1. Dissolving a Corporation
2. Types of Corporate Dissolution
3. Paying Debt Before Corporate Dissolution
4. Bankruptcy Claim
5. Voluntarily Dissolving a Company
6. Intent to Dissolve

Dissolving a Corporation

Dissolution of a corporation occurs after a company either voluntarily or is ordered to dissolve the company. During the process, any assets are liquidated to pay off debts. Once a business has closed its doors, the process of dissolution begins. This process can be lengthy and complex, but every step is important.

Types of Corporate Dissolution

Dissolution falls into one of two categories:

  • Voluntary: A voluntary dissolution occurs when a unanimous vote is conducted and the members all agree to dissolve the business. It is possible to dissolve a corporation with a majority vote as long as specific notices are given. This process is most commonly used when a business has been inactive for a long period of time. However, larger, active corporations may also be eligible for majority vote dissolution.
  • Involuntary: There are some situations in which the state might require a company to dissolve, including failure to pay taxes, fraud, abusing authority, failure to register an agent, or failure to notify the state of any major registered agent changes. It is important to note that some states have their own requirements that could lead to an involuntary dissolution if they are not followed.

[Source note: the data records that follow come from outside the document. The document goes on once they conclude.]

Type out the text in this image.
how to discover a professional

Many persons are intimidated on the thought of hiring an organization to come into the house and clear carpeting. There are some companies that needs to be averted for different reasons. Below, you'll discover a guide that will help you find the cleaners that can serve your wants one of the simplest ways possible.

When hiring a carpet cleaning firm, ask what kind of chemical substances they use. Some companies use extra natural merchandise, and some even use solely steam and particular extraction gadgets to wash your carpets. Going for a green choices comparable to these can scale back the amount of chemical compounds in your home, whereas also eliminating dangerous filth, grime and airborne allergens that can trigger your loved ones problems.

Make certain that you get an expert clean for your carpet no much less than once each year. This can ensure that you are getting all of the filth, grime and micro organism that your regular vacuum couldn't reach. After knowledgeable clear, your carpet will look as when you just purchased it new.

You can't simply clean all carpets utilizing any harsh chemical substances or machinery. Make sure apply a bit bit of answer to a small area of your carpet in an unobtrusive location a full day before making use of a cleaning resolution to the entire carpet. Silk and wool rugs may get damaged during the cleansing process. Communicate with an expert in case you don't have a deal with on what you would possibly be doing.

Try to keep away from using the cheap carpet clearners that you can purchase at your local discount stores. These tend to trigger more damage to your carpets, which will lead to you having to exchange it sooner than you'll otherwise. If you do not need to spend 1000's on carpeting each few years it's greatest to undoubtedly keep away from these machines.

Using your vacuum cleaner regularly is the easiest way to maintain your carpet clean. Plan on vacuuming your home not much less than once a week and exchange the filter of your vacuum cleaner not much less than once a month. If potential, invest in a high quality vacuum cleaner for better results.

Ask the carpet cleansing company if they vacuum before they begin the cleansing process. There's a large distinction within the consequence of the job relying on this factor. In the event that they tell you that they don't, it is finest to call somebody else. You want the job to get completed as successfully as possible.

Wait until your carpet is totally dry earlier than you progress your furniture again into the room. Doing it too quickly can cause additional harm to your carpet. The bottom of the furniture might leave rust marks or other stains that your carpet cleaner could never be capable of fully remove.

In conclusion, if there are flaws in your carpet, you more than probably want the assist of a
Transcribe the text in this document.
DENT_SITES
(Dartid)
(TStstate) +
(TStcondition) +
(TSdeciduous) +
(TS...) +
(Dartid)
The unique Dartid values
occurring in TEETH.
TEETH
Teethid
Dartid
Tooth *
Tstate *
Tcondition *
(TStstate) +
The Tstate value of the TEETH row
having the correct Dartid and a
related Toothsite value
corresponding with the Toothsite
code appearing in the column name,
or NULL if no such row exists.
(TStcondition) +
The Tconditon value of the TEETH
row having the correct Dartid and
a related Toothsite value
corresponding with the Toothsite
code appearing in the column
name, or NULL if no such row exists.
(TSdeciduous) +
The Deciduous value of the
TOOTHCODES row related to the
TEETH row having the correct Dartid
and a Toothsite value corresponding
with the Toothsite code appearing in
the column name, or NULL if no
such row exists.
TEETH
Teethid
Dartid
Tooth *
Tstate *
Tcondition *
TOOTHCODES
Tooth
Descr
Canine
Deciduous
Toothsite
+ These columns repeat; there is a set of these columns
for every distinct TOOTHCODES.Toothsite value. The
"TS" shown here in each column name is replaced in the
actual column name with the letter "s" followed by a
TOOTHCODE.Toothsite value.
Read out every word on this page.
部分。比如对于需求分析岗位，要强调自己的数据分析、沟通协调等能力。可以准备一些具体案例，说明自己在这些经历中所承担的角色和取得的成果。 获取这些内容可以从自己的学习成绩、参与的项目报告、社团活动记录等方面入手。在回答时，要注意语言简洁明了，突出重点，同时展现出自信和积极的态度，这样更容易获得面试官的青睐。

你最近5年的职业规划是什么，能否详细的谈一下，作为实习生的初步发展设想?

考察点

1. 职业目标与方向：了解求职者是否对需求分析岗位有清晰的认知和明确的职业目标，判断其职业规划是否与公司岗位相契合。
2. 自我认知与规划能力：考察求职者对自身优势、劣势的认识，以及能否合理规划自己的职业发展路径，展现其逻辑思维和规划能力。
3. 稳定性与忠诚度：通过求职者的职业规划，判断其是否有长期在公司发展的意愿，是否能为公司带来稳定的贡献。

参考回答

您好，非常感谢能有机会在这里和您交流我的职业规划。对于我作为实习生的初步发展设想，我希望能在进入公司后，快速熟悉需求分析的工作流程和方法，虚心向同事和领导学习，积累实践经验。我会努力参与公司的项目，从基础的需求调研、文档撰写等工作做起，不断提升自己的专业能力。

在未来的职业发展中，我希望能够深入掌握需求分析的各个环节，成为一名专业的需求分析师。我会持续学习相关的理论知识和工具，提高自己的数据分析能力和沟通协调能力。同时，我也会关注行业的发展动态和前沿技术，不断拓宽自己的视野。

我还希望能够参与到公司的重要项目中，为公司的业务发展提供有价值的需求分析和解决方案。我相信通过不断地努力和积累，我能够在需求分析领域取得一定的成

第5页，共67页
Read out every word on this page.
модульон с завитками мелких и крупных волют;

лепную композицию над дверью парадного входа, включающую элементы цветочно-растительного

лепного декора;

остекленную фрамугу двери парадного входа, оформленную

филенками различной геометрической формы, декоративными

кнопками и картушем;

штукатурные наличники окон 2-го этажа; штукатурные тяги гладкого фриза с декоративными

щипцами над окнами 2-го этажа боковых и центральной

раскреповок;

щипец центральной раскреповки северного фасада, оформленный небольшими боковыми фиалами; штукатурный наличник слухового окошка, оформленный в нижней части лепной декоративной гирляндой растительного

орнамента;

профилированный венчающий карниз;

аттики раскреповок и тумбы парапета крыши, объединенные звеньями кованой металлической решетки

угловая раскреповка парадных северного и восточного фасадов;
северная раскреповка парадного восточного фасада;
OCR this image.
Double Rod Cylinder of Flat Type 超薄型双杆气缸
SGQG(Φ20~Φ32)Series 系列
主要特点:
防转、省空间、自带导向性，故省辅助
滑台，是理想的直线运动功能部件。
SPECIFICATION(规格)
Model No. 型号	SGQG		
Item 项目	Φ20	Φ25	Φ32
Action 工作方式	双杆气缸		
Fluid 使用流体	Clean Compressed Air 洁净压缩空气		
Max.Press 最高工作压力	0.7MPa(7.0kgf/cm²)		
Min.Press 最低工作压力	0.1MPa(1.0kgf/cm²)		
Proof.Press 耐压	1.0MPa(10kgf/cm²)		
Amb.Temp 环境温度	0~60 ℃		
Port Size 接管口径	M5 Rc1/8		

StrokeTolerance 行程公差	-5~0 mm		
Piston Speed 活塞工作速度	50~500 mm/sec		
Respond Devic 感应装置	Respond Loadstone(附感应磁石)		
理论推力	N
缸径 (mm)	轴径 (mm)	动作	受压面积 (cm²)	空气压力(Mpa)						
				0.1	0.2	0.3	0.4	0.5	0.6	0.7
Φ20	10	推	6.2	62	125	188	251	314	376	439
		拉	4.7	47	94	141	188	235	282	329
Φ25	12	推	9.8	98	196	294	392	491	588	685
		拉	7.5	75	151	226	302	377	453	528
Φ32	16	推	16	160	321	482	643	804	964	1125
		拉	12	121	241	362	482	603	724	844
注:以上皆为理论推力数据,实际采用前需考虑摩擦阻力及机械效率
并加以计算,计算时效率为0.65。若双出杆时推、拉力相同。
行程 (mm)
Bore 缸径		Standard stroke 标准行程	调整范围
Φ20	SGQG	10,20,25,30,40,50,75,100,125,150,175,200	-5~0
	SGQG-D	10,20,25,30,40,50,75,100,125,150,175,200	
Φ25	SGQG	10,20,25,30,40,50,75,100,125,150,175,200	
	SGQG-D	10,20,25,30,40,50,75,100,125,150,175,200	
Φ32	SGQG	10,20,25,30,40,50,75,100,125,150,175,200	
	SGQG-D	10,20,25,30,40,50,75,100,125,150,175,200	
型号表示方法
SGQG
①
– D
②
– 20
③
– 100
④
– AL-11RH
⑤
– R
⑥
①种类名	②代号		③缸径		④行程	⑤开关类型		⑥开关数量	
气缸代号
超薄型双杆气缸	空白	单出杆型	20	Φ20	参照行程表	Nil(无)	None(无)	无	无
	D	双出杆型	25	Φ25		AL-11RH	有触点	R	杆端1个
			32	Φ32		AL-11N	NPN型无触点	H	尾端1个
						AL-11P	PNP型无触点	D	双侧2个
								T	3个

Paying Debt Before Corporate Dissolution

In most cases, corporations are required to pay off any debts before dissolution. The corporation is required to submit a notice to all vendors of its intent to dissolve. The intent to dissolve should include a deadline that is at least 120 days after the notice. Any unpaid vendors must then submit any unpaid invoices within this time period. Failing to file within this time period will void the claim.

Corporations can have an intent to dissolve published in the newspaper of record in the county in which the corporation is registered. In this case, unpaid vendors have up to five years to bring a claim against the company. If no funds remain after the liquidation, then any assets distributed to the directors will be paid to these claims.

Bankruptcy Claim

Filing for bankruptcy instead of dissolution offers some financial relief for the company. The company will instead follow either Chapter 7 or Chapter 13 requirements. However, a company is not dissolved after filing for bankruptcy. The bankruptcy must also be approved by the state.

Voluntarily Dissolving a Company

The shareholders of the company will vote for a voluntary dissolution. If enough votes support the dissolution, then the intent to dissolve is filed with the state. After the document has been filed with the state, the company begins the process of winding down.

This process includes liquidating assets and paying off debts. If there is any money left over after this process, it is divided among the board members and directors.

Upon the completion of the winding-down process, the company will submit the articles of dissolution to the secretary of state. The articles of dissolution should include the following information:

  • Agreement that all debts have been paid.
  • Documentation that all company property and assets were distributed to the appropriate parties.
  • There are no remaining legal actions against the company.

After submitting the articles of dissolution, the company is officially dissolved and no longer exists.

Intent to Dissolve

One of the first, and most important steps when dissolving a company is to fulfill obligations. Companies that want to dissolve should release an intent to dissolve. This intent to dissolve should include the following information:

  • A detailed description of the claim.
  • Information regarding the claim, the amount of the claim, and whether it is admitted to or not.
  • A mailing address where any claims can be sent.
  • A deadline: This must be at least 120 days after the written notice date.

Having an intent to dissolve published in a newspaper can also help to ensure that all potential claimants are available to view the intent. Although giving notice is optional, it protects the company from claimants coming forward later on. It can also prevent mistakes, such as distributing too much to directors and then requiring them to pay later on.